By Nidhi Kumari
I am a builder or you could call me a sufferer,
Skyscrapers standing straight
licking the sun and burning my skin.
The pride of constructing the mansions but never owning the same
gets deposited in my arms and elbows and fills my eyes to the brim.
I am a builder or you could call me a wailer.
Once I mixed and buried my dreams of studying abroad
Into the concrete, and lay between the bricks' layers to make school pillars.
Fossils of my desires lying on my face as a plea,
I listen to worried walls whispering "sorry" to me.
I am a builder or you could call me ambitious.
As I put magnificent tiles in the bathroom
Envious neurons from my skull spill out .
The walls which could inhale the smoke of my hot bathe
Are currently yawning at my sleepy eyes.
I am a builder or you could call me bereaved poor.
The fate of poverty famished my toddler to death,
I had neither land nor shroud,
so I buried him in my ceiling and never built a staircase or lawn
at least he could sleep there in the afterlife, without being stepped on .
I am a builder or you could call me a chai lover.
When someone interrogates, where I would go if I were not a builder.
I would go to the roof while sipping tea in a less broken cone ,
With pride, I will praise the towers and tombs I plastered!

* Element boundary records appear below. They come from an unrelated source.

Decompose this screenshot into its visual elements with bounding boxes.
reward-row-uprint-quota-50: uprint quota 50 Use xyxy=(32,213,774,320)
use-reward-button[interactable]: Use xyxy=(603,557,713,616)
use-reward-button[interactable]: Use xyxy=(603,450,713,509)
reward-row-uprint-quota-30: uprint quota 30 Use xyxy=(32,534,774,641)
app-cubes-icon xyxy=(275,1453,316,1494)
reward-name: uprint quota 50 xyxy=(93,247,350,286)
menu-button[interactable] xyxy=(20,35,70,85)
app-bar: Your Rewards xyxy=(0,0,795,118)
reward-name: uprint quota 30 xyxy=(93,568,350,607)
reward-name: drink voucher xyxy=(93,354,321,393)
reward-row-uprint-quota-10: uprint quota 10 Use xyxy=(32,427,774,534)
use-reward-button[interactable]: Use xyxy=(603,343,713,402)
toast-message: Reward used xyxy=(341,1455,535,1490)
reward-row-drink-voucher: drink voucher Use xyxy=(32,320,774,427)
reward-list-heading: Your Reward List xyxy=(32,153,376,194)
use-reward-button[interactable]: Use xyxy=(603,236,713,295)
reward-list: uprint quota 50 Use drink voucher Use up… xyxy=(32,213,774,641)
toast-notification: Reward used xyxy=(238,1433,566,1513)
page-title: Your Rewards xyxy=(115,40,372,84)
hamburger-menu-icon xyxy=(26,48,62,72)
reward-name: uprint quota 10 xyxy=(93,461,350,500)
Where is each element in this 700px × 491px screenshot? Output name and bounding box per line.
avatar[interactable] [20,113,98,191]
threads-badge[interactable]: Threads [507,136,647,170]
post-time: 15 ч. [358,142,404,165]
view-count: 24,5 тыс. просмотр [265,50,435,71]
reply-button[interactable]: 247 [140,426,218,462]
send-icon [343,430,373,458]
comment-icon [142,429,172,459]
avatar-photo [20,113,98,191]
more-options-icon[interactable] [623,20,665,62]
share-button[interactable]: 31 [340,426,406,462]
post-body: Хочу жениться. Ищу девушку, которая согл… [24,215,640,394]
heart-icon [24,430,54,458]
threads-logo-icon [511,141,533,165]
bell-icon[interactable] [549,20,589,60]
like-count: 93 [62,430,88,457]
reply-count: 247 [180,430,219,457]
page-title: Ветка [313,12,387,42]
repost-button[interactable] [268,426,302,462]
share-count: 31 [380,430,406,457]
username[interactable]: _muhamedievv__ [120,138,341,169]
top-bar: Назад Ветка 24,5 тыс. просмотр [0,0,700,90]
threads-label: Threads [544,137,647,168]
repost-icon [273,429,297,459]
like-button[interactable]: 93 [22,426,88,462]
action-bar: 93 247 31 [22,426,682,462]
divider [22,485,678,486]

And experience the tea washing off the scent of cement from my tongue.
Since I am a builder and nothing more,
They asked me to do latticework for more ventilation.
The pore and wire laughing, mocking my suffocation.
Like the arches and domes of a building cursed to be in discomfort pose,
Not even for once they can open their arms and breathe with their nose.
I am a builder behaving like an observer.
Building the monuments where destroyed remnants sighs,
Be it a temple, hotel, school or brothel.
All are graveyards of wildlife !
A burial ground where a breastfeeding sparrow, a fatherly python, and a mobile dandelion were admitted alive.
I am a builder and now you can call me a sinner.
I built less and buried more.
I certainly saved seeds of memories locked in my attic .
You may ask, Why in the attic?
because attic lacks a ground to bury my emotions.
I am a builder who lived in the dilemma of inquiries!
From scratching the paint off my blouse to stitching the injuries on my sleeves,
Questioning God for building stomach so high and hunger even higher!
Why has God not built stairs between them?
Maybe he too has buried something. Up there.
I am a builder and have never been a child.
Who drew a hut, a river from the sides, mountains at the back
And the sun-like yoke of albumin possessing a life !
I was afraid, how could I draw a backdoor of the hut for me?
And What if the entry door never lets me flee?